A form of malware that replaces victims’ cryptocurrency wallet addresses has been discovered for the first time in an app on Google Play Store.
Security firm ESET published a blog post on Friday, saying that the malware, known as a “clipper,” intercepts the content of the clipboard and, if it finds the addresses of online cryptocurrency wallets, can replace them with addresses owned by the attacker.
The malware-laden app, discovered by ESET, impersonates a service called MetaMask that provides access to ethereum decentralized applications, or dapps. The malware’s main purpose is to steal MetaMask users’ credentials and private keys to be able to access their ethereum funds. However, it can also intercept bitcoin (BTC) and ethereum (ETH) wallet address copied to the clipboard.

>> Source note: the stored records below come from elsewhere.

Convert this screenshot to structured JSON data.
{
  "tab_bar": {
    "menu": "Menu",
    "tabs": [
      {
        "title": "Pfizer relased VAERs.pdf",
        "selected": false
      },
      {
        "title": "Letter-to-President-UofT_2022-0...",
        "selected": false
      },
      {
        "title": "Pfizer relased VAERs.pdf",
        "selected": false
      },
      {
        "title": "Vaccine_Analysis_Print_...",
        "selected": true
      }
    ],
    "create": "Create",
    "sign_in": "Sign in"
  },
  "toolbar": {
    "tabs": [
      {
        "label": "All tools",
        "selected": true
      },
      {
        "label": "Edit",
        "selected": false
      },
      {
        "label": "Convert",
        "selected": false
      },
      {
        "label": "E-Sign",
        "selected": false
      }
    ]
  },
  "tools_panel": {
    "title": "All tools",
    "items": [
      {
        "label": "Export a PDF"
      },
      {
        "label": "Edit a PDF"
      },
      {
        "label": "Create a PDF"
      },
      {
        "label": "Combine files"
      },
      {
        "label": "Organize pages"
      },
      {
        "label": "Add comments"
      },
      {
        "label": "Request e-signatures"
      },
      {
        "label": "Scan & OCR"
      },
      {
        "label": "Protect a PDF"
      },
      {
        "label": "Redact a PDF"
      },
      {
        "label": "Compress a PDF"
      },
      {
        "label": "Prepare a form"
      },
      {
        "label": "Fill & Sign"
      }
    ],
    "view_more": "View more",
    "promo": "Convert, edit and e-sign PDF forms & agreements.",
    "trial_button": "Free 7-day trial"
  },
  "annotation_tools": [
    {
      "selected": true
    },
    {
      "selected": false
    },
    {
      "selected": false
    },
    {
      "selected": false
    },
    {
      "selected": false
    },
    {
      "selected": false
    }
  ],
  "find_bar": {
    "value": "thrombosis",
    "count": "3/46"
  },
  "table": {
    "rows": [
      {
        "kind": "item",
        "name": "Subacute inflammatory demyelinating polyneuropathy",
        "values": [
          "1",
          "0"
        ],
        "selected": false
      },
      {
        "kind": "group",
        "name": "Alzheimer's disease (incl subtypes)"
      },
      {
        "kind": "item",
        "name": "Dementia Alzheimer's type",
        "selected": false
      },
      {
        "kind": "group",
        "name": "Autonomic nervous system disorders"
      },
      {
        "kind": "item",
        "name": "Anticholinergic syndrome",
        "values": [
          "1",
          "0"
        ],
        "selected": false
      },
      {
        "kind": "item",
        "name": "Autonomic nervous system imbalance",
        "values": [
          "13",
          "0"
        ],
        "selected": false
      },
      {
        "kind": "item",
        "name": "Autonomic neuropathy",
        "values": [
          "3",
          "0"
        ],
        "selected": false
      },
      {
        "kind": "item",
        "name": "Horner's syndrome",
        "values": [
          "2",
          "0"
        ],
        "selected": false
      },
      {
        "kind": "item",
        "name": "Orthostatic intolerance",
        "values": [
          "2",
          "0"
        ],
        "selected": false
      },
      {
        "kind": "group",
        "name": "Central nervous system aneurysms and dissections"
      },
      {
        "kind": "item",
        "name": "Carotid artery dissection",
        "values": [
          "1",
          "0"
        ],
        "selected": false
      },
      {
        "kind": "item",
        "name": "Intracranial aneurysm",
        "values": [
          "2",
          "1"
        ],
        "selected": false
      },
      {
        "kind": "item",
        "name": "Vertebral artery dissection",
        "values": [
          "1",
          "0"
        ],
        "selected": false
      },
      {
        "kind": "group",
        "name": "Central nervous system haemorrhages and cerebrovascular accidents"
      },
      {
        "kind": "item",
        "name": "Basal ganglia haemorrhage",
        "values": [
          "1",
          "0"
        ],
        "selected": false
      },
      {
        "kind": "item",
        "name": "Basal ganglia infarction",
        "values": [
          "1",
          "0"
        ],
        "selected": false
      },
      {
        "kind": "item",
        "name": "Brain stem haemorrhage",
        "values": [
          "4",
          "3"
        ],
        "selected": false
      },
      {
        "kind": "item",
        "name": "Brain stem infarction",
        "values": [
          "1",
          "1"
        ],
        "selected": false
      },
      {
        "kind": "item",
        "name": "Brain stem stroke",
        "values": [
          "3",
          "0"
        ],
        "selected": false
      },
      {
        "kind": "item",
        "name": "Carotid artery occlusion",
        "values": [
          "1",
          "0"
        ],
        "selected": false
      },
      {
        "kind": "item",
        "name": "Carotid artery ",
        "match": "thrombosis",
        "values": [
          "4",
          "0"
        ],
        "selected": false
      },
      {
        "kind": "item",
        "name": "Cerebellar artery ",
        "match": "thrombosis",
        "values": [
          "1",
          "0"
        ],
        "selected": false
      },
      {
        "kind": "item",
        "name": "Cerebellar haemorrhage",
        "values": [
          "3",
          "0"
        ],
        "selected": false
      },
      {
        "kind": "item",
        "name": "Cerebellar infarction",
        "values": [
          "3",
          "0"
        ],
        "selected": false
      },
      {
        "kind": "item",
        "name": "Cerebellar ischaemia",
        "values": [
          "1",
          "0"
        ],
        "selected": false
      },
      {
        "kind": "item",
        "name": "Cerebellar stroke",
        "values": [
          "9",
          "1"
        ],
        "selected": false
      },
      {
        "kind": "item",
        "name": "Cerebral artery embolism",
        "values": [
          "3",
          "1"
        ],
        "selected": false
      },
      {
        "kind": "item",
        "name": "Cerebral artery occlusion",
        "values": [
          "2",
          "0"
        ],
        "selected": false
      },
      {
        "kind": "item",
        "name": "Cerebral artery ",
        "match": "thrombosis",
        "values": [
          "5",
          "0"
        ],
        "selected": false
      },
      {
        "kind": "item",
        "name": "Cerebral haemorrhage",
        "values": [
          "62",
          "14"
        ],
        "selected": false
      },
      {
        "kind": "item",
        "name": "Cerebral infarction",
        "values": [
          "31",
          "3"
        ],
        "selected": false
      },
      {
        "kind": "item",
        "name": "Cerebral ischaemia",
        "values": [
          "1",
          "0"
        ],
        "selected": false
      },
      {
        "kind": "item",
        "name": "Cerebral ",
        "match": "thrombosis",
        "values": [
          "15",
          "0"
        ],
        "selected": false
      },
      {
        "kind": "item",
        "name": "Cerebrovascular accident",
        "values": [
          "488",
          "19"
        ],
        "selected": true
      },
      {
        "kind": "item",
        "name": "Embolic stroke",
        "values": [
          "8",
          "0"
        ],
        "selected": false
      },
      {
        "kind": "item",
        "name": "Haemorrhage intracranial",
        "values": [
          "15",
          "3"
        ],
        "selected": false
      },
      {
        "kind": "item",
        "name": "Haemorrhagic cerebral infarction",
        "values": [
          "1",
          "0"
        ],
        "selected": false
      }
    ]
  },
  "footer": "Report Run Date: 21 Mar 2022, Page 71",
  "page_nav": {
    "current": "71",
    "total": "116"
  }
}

MetaMask does not currently offer an app product for mobile devices.
The fake app’s description can be seen below:
The app was removed from the Play Store after ESET reported it to Google’s security team.
In response to the malware’s discovery, MetaMask tweeted:
“We would appreciate if @GooglePlayDev would reserve trademarked names for apps, especially repeat phishing targets like us.”
This isn’t MetaMask’s first issue with Google. Back in July, the firm’s browser extension was erroneously removed from Google’s Chrome Web Store for about five hours before being restored.
To stay safe from such mobile malware, ESET advised users to keep devices updated and double-check every step in all crypto transactions, including wallet addresses copied on a clipboard.
Earlier this month, another form of malware was discovered by cybersecurity firm Palo Alto Networks that steals browser cookies and other information on victims’ Apple Mac computers to steal cryptocurrencies.